Can anybody suggest a decent monocular? Really, there is no point in me using binoculars since I would not even use the left tube. I'm in the south and the terrain would only allow me to see 200 yards max, usually I'm in the 75-100 yard range. I'm not looking to spend a fortune, just something to throw up and confirm coyote vs dog, bush, clump of branches, ect.

Thanks,
Aaron


----------



## youngdon (Mar 10, 2010)

If you are sitting on stand with your gun up on stix I'd just dial up the scope. That said how much would you want to spend on a monocular ?


----------



## aarhud (Jul 14, 2012)

I'm not hunting with sticks. The rifle and scope are pretty cheap, just an old .308 my dad had with a cheap scope. Saving my money to upgrade to a .243 and a decent scope.

For a monocular, I'm thinking $100 or less. I have read a little about optics, but can't find the information I am looking for. I don't need to be able to see the whiskers on a coyote from 100 yards, just have a clear enough image to properly ID. I tried checking out things with the rifle scope, but the gun is heavy and I make a lot of movement trying to check things out with it.


----------



## Antlerz22 (Apr 18, 2011)

aarhud said:


> I'm not hunting with sticks. The rifle and scope are pretty cheap, just an old .308 my dad had with a cheap scope. Saving my money to upgrade to a .243 and a decent scope.
> 
> For a monocular, I'm thinking $100 or less. I have read a little about optics, but can't find the information I am looking for. I don't need to be able to see the whiskers on a coyote from 100 yards, just have a clear enough image to properly ID. I tried checking out things with the rifle scope, but the gun is heavy and I make a lot of movement trying to check things out with it.
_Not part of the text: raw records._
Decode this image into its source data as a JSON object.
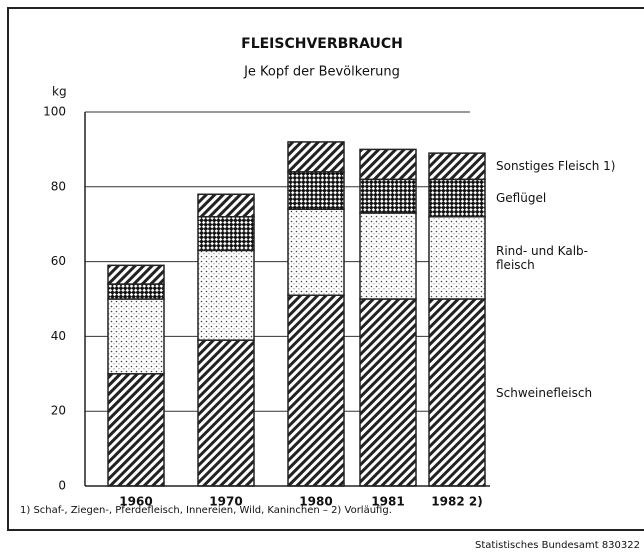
{
  "chart_data": {
    "type": "stacked_bar",
    "title": "FLEISCHVERBRAUCH",
    "subtitle": "Je Kopf der Bevölkerung",
    "y_label": "kg",
    "categories": [
      "1960",
      "1970",
      "1980",
      "1981",
      "1982 2)"
    ],
    "series": [
      {
        "name": "Schweinefleisch",
        "pattern": "hatch",
        "color": "#222",
        "values": [
          30,
          39,
          51,
          50,
          50
        ]
      },
      {
        "name": "Rind- und Kalb-\nfleisch",
        "pattern": "dots",
        "color": "#222",
        "values": [
          20,
          24,
          23,
          23,
          22
        ]
      },
      {
        "name": "Geflügel",
        "pattern": "check",
        "color": "#222",
        "values": [
          4,
          9,
          10,
          9,
          10
        ]
      },
      {
        "name": "Sonstiges Fleisch 1)",
        "pattern": "hatch",
        "color": "#222",
        "values": [
          5,
          6,
          8,
          8,
          7
        ]
      }
    ],
    "ylim": [
      0,
      100
    ],
    "yticks": [
      0,
      20,
      40,
      60,
      80,
      100
    ],
    "grid": true,
    "footnote": "1) Schaf-, Ziegen-, Pferdefleisch, Innereien, Wild, Kaninchen – 2) Vorläufig.",
    "source": "Statistisches Bundesamt 830322"
  }
}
 These seem like a decent buy.http://www.optics4birding.com/item.aspx?cid=20359


----------



## bones44 (Jan 7, 2011)

While not a minocular Nikon makes field binoculars that I carry in my truck for around 85.00. Nice and lightweight you can wear around your neck or put in a pocket.


----------



## prairiewolf (Feb 19, 2012)

The monocular that antlez has link to looks very good, but on another note, I would suggest you still make you a pair of shooting sticks, just get a couple of 1/2 or 3/8 dowels and bolt them together about 5 to 6 in from one end, especially when you say the gun is heavy.


----------



## youngdon (Mar 10, 2010)

Well said Ed, a set of stix will decrease your movement as a coyote approaches. If the existing scope is not bright try adjusting the ocular (eye piece) lens.


----------



## aarhud (Jul 14, 2012)

Will do on the sticks. You don't happen to have a picture handy do you? 
I have not used them before and off the shelf sticks are a little pricy considering its just to prop the gun on. The .308 (from what I am told) was used in the military for training purposes?? Either way, the thing has a really thick barrel on it. Heavy gun.
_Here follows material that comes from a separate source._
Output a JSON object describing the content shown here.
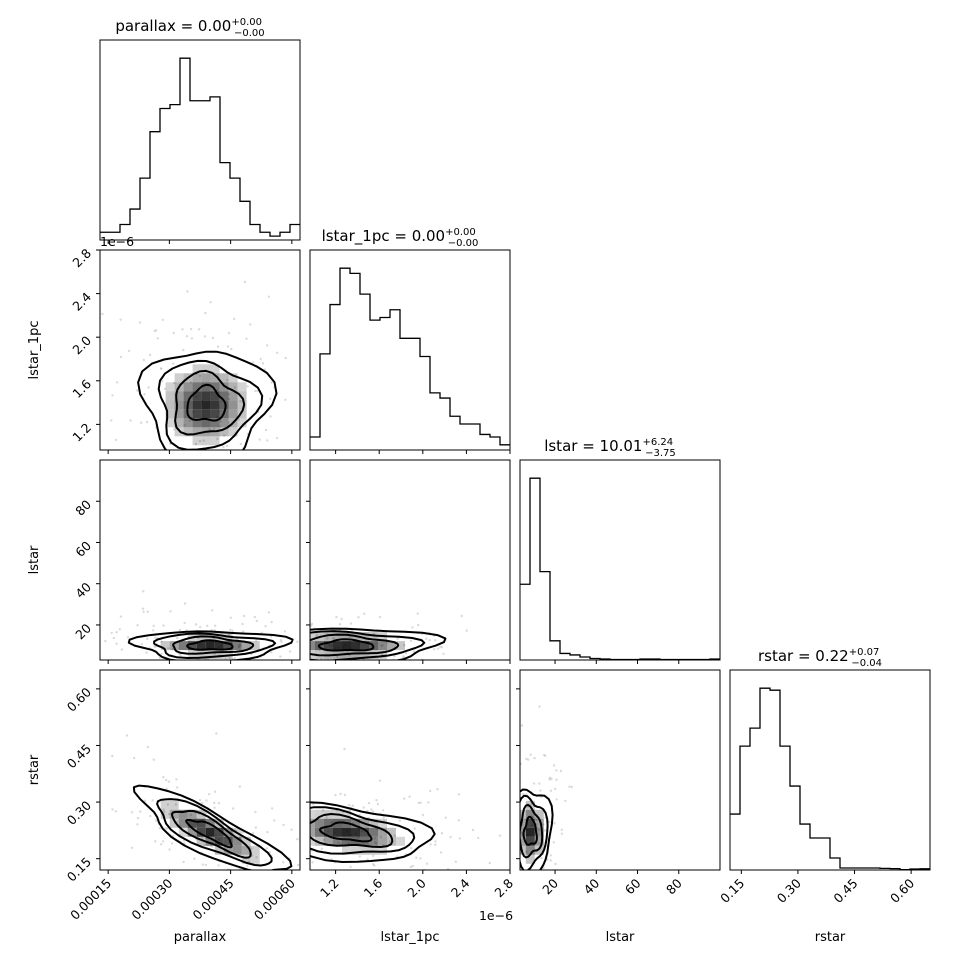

I like that monocular. Thanks for the suggestion.


----------



## youngdon (Mar 10, 2010)

Here is one thread

http://www.predatortalk.com/topic/13066-home-made-shooting-sticks/


----------



## prairiewolf (Feb 19, 2012)

Just buy two 4ft dowels(3/8 or 1/2) and cut them at 42" measure down 5 to 6 inches and drill a hole through both dowels get a bolt that fits the hole with a nut and your done, you can also cut a 1x2 in half and do same thing.


----------